Deniz Soyuer
Determining the depth of atmospheric winds in the outer planets of the Solar system is a key topic in planetary science. We provide constraints on these depths in Uranus and Neptune via the total induced Ohmic dissipation, due to the interaction of the zonal flows and the planetary magnetic fields. An upper bound can be placed on the induced dissipation via energy and entropy flux throughout the interior. The induced Ohmic dissipation is directly linked to the electrical conductivity profile of the materials involved in the flow. We present a method for calculating electrical conductivity profiles of ionically conducting hydrogen–helium–water mixtures under planetary conditions, using results from ab initio simulations. We apply this prescription on several ice giant interior structure models available in the literature, where all the heavy elements are represented by water. According to the energy (entropy) flux budget, the maximum penetration depth for Uranus lies above 0.93 R (0.90 R) and for Neptune above 0.95 R (0.92 R). These results for the penetration depths are upper bounds and are consistent with previous estimates based on the contribution of the zonal winds to the gravity field. As expected, interior structure models with higher water abundance in the outer regions also have a higher electrical conductivity and therefore reach the Ohmic limit at shallower regions. Thus, our study shows that the likelihood of deep-seated winds on Uranus and Neptune drops significantly with the presence of water in the outer layers.

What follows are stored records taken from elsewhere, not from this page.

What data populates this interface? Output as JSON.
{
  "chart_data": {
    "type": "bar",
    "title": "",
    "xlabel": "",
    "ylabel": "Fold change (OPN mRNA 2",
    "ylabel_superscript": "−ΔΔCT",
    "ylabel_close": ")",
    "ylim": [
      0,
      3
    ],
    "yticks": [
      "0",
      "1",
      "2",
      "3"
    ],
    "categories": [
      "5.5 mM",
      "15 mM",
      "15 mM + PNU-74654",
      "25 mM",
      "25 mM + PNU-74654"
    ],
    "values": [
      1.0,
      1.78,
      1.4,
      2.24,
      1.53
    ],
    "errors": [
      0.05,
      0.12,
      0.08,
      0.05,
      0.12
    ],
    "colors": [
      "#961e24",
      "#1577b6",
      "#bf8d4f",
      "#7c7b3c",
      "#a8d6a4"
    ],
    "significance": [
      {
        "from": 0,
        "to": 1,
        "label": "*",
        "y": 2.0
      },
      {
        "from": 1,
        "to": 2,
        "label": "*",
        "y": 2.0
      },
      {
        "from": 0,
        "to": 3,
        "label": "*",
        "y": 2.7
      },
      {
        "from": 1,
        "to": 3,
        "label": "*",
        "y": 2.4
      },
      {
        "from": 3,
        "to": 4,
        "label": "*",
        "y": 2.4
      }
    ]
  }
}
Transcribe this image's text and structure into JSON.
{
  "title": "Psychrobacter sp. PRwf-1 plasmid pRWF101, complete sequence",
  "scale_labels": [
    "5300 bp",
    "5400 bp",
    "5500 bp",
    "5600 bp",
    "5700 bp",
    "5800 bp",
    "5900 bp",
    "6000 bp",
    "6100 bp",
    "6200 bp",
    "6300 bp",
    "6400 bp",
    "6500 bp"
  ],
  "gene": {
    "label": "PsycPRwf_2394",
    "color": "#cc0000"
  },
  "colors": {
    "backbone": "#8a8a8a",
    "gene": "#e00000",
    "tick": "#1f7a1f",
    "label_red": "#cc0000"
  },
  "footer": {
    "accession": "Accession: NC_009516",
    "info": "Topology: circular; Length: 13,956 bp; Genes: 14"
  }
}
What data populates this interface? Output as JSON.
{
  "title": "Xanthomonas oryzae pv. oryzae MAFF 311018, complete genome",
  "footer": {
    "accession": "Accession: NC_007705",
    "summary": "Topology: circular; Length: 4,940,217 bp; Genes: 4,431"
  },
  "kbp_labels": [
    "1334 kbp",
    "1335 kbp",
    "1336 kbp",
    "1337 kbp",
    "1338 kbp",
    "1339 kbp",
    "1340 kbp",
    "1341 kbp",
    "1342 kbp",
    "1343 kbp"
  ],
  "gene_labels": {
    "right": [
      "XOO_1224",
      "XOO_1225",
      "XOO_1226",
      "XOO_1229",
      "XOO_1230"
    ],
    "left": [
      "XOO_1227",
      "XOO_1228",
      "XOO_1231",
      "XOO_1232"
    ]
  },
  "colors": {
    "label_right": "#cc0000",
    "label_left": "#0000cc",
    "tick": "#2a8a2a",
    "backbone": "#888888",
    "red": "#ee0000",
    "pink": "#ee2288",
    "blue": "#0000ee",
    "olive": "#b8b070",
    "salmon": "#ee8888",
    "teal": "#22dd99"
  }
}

This question has been asked before for the other giant planets in our neighbourhood; Jupiter and Saturn. It has been shown that zonal winds on the gas giants are indeed a feature of their shallow layers. Two independent constraints were placed on the wind depths; one coming from the density anomalies due to the zonal flows and their projection onto the external gravity field measurements (carried out by Juno and Cassini spacecraft). The other coming from the heat generation due to the induced currents from the interaction between the planetary magnetic field and hypothesised deep-seated flows. Here, we use the latter constraint to estimate the maximum penetration depth of the zonal flows on Uranus and Neptune.
Since both the magnetic field strength and the electrical conductivity increase with depth, the induced currents and thus the dissipation is expected to increase dramatically as well (potentially outshining the planet). Therefore, one can calculate for a given interior structure model, bulk composition and wind behaviour, whether the total induced Ohmic dissipation is allowed in the heat flux budget (or the entropy flux budget) of the system.
Unlike that of the gas giants, the compositions of the ice giants are poorly understood. Jupiter and Saturn are mainly composed of hydrogen, which becomes semi-conducting already in the shallow layers of the planets. The electrical conductivity inside the gas giants therefore increases almost exponentially with depth, constraining the maximum penetration depth of the winds around 0.96 R in Jupiter and 0.86 R in Saturn.
The ice giants are hypothesised to have so-called ‘liquid ices’, which are neither liquids nor ices, but rather a complex mixture of superionic fluids, hydrogen and helium. We present a method for calculating electrical conductivity profiles of hydrogen—helium—water mixtures under planetary conditions. Unlike the ‘electronic’ conductivity of semi-conducting hydrogen seen in Jupiter and Saturn, the main channel of electrical conduction in this mixture is ‘ionic’. We construct our prescription starting from the fluctuation—dissipation theorem, where we take into account the various species that are present in the mixture (and their abundance depending on the interior structure of the planets). By modelling the diffusivity of each species and the effective charge of hydrogen ions, we calculate radial electrical conductivity profiles for various ice giant interior structure models in the literature.
The radial electrical conductivity estimates allow us to calculate the total induced Ohmic dissipation with depth. We find that according to the energy (entropy) flux budget, the maximum penetration depth for Uranus lies above 0.93 R (0.90 R) and for Neptune above 0.95 R (0.92 R).